Muito a propósito, a Campanha da Fraternidade deste ano de 2019 traz à discussão a participação popular na execução das políticas públicas.
A esse respeito, diz a Conferência Nacional dos Bispos do Brasil – CNBB: “Buscando estimular a participação em Políticas Públicas, à luz da Palavra de Deus e da Doutrina Social da Igreja para fortalecer a cidadania e o bem comum, sinais de fraternidade, a Campanha da Fraternidade 2019 terá início em todo o país no dia 6 de março. Com o tema “Fraternidade e Políticas Públicas” e o lema “Serás libertado pelo direito e pela Justiça” (cf. Isaias 1,27), a CF busca conhecer como são formuladas e aplicadas as Políticas Públicas estabelecidas pelo Estado brasileiro.

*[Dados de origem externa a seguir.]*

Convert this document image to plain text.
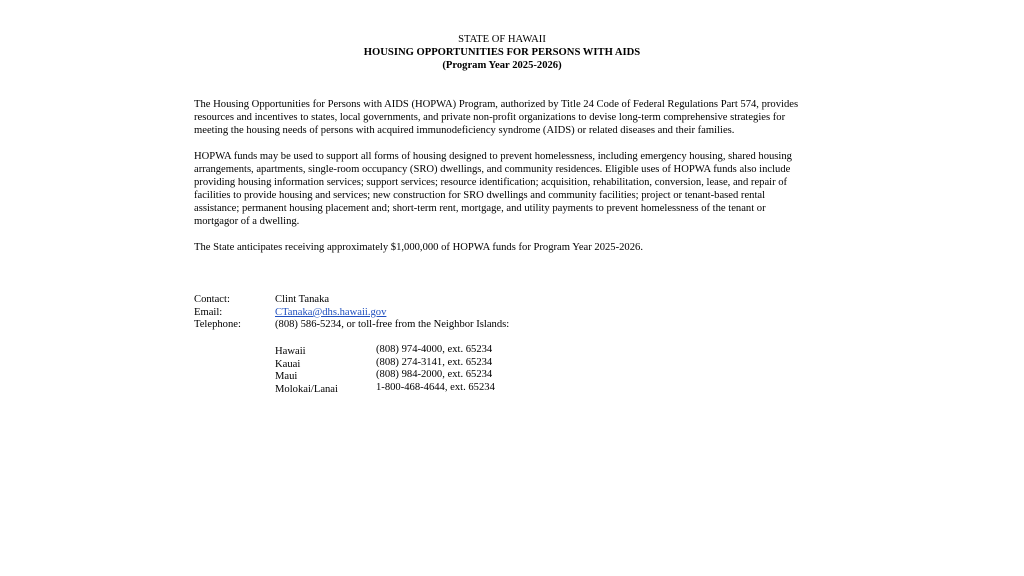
STATE OF HAWAII
HOUSING OPPORTUNITIES FOR PERSONS WITH AIDS
(Program Year 2025-2026)

The Housing Opportunities for Persons with AIDS (HOPWA) Program, authorized by Title 24 Code of Federal Regulations Part 574, provides resources and incentives to states, local governments, and private non-profit organizations to devise long-term comprehensive strategies for meeting the housing needs of persons with acquired immunodeficiency syndrome (AIDS) or related diseases and their families.

HOPWA funds may be used to support all forms of housing designed to prevent homelessness, including emergency housing, shared housing arrangements, apartments, single-room occupancy (SRO) dwellings, and community residences. Eligible uses of HOPWA funds also include providing housing information services; support services; resource identification; acquisition, rehabilitation, conversion, lease, and repair of facilities to provide housing and services; new construction for SRO dwellings and community facilities; project or tenant-based rental assistance; permanent housing placement and; short-term rent, mortgage, and utility payments to prevent homelessness of the tenant or mortgagor of a dwelling.

The State anticipates receiving approximately $1,000,000 of HOPWA funds for Program Year 2025-2026.

Contact:	Clint Tanaka
Email:	CTanaka@dhs.hawaii.gov
Telephone:	(808) 586-5234, or toll-free from the Neighbor Islands:
Hawaii	(808) 974-4000, ext. 65234
Kauai	(808) 274-3141, ext. 65234
Maui	(808) 984-2000, ext. 65234
Molokai/Lanai	1-800-468-4644, ext. 65234
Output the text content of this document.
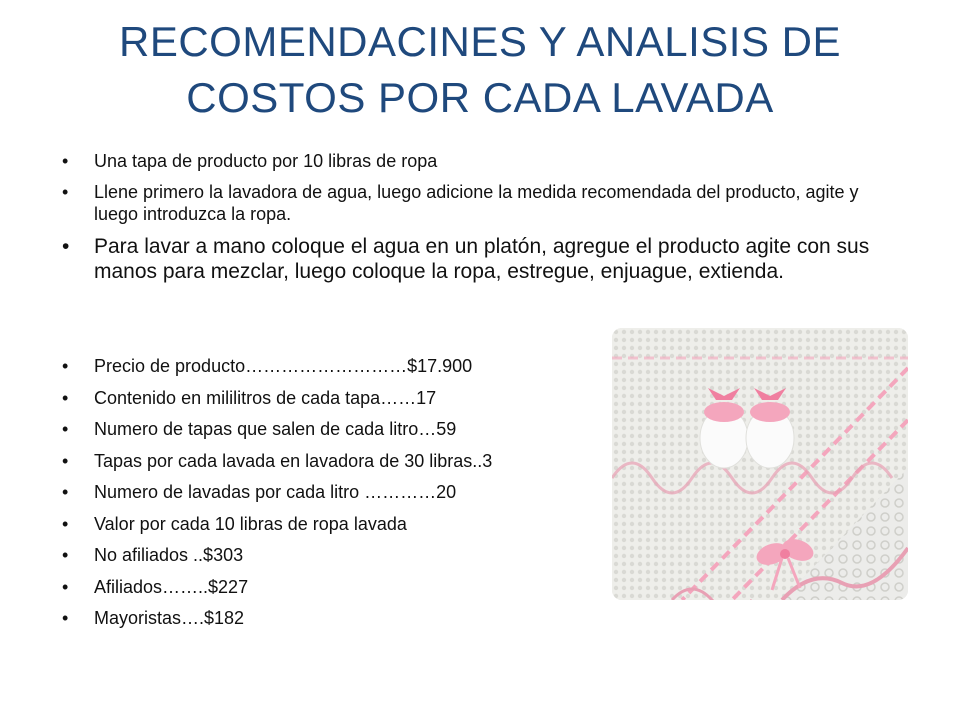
RECOMENDACINES Y ANALISIS DE
COSTOS POR CADA LAVADA
• Una tapa de producto por 10 libras de ropa
• Llene primero la lavadora de agua, luego adicione la medida recomendada del producto, agite y luego introduzca la ropa.
• Para lavar a mano coloque el agua en un platón, agregue el producto agite con sus manos para mezclar, luego coloque la ropa, estregue, enjuague, extienda.
• Precio de producto………………………$17.900
• Contenido en mililitros de cada tapa……17
• Numero de tapas que salen de cada litro…59
• Tapas por cada lavada en lavadora de 30 libras..3
• Numero de lavadas por cada litro …………20
• Valor por cada 10 libras de ropa lavada
• No afiliados ..$303
• Afiliados……..$227
• Mayoristas….$182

Como exemplo dessas ações, o texto-base além de contextualizar o que é o poder público, os tipos de poder e os condicionantes nas políticas públicas, fala sobre o papel dos atores sociais nas Políticas Públicas. A participação da sociedade no controle social das Políticas Públicas é outro tema de destaque no texto-base. “Política Pública não é somente a ação do governo, mas também a relação entre as instituições e os diversos atores, sejam individuais ou coletivos, envolvidos na solução de determinados problemas”, afirma o secretário-geral da CNBB, dom Leonardo Steiner.
Ainda segundo dom Leonardo, devem ser utilizados princípios, critérios e procedimentos que podem resultar em ações, projetos ou programas que garantam aos povos os direitos e deveres previstos na Constituição Federal e em outras leis. Por isso, segundo ele, a temática se fez necessária para a CF de 2019. “Políticas Públicas são as ações discutidas, aprovadas e programadas para que todos os cidadãos possam ter vida digna”, afirma dom Leonardo.” (cf. Materiais da CF 2019 incentivam participação cidadã na construção de Políticas Públicas, 09/01/2019: cnbb.org.br).
A incursão da Igreja nesse assunto está de acordo com o espírito quaresmal, pois a Quaresma é tempo de voltar-se para Deus, mediante a prática da oração, do jejum e da esmola.